Turning fragmented lab data into a reliable ML system isn’t just about models, it’s about orchestrating cross-functional execution, sprint by sprint. From initial hypothesis framing to real-time predictions, this journey maps how our team delivered a mission-critical ML system, driven by agile execution, scientific alignment, and rapid prototyping.

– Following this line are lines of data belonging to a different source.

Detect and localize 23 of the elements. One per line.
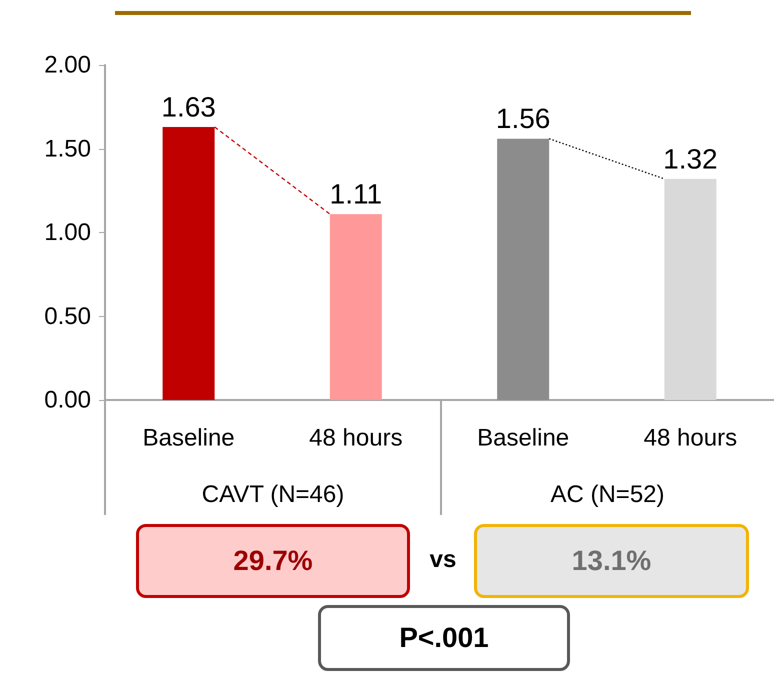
- x-tick-label: Baseline: [477, 424, 570, 452]
- y-tick-label: 1.00: [44, 219, 91, 246]
- bar: [664, 178, 716, 400]
- text: CAVT (N=46): [200, 480, 346, 510]
- text: 29.7%: [136, 524, 410, 598]
- x-tick-label: 48 hours: [309, 424, 403, 452]
- x-tick-label: Baseline: [142, 424, 235, 452]
- data-label: 1.11: [330, 178, 382, 210]
- bar: [497, 138, 550, 400]
- data-label: 1.63: [161, 91, 216, 122]
- data-label: 1.56: [496, 103, 550, 134]
- text: vs: [428, 545, 458, 575]
- data-label: 1.32: [663, 143, 718, 174]
- text: 13.1%: [474, 524, 749, 598]
- bar: [330, 214, 382, 400]
- x-tick-label: 48 hours: [644, 424, 738, 452]
- y-tick-label: 0.50: [44, 302, 91, 330]
- y-tick-label: 2.00: [44, 52, 91, 78]
- text: AC (N=52): [549, 480, 666, 510]
- y-tick-label: 1.50: [44, 135, 91, 162]
- y-tick-label: 0.00: [44, 386, 91, 414]
- text: P<.001: [318, 605, 570, 671]
- bar: [162, 126, 215, 400]
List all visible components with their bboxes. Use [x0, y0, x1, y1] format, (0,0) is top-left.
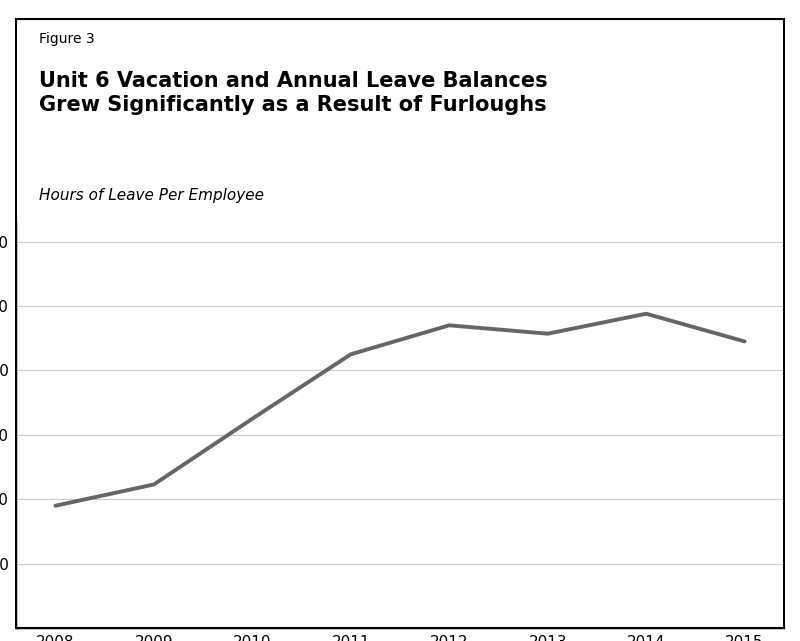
- Text: Hours of Leave Per Employee: Hours of Leave Per Employee: [39, 188, 264, 203]
- Text: Figure 3: Figure 3: [39, 32, 94, 46]
- Text: Unit 6 Vacation and Annual Leave Balances
Grew Significantly as a Result of Furl: Unit 6 Vacation and Annual Leave Balance…: [39, 71, 548, 115]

This project didn’t stop at a prototype. It delivered real-time insight for scientists, measurable accuracy, and an architecture ready to scale.
The Data Pipeline
What began as scattered experimental data evolved into a streamlined pipeline that was cleaned, analyzed, and transformed into real-time predictions. This system reimagines how defense researchers understand materials, enabling faster decisions and smarter innovation.

Model Selection
-
Evaluated multiple regressors and selected Random Forest for non-linear fit, mixed-scale inputs, and built-in feature importance.
-
Chosen based on test-set R²/MAE against baselines; RF performed most consistently.
Alternatives considered
-
Linear family (Linear/Ridge/Lasso): Underfit our non-linear relationships on the test set.
-
SVR: Required heavy scaling and kernel tuning; results were less stable and harder to explain to scientists.
-
Boosted trees (GBM/XGBoost): Considered for future iterations as data scales; we prioritized RF for stability, speed, and basic interpretability at current scale.
What We Achieved
Core outcomes
-
Real-time decisions: Moved material evaluation from days to seconds, enabling rapid go/no-go calls during experiment planning.
-
High predictive quality: Achieved test-set performance of R² ≈ 0.95 across tensile strength, elongation, and modulus (with MAE reported per target).
-
Scientist trust: Surfaced feature importance so researchers see the drivers behind each prediction, improving confidence and adoption.
How It Looks
A lightweight, intuitive interface where users input experimental data and get real-time predictions, visualized through responsive plots for quick analysis.


User & workflow impact
-
Scientist-first UX: Simple input → instant outputs; no ML expertise required.
-
Fewer dead ends: Prioritizes promising formulations earlier, reducing wasted bench time and materials.
-
Explainable reviews: Used model insights in design reviews to guide which parameters to vary next.
Engineering & scale
-
Two predictive tracks: Deployed HTPB mechanical properties model; developed AP particle-size distribution model and designed it for integration.
-
Operational readiness: Versioned model artifacts, reproducible environment, and CI/CD-ready retraining path.
-
Extensible architecture: Built to add new targets and datasets without reworking the core pipeline.
Organizational firsts
-
First ML at DRDO–ACEM: Established a repeatable blueprint for AI-assisted R&D workflows.
-
Shared understanding: System architecture + docs shortened onboarding time for new contributors and stakeholders.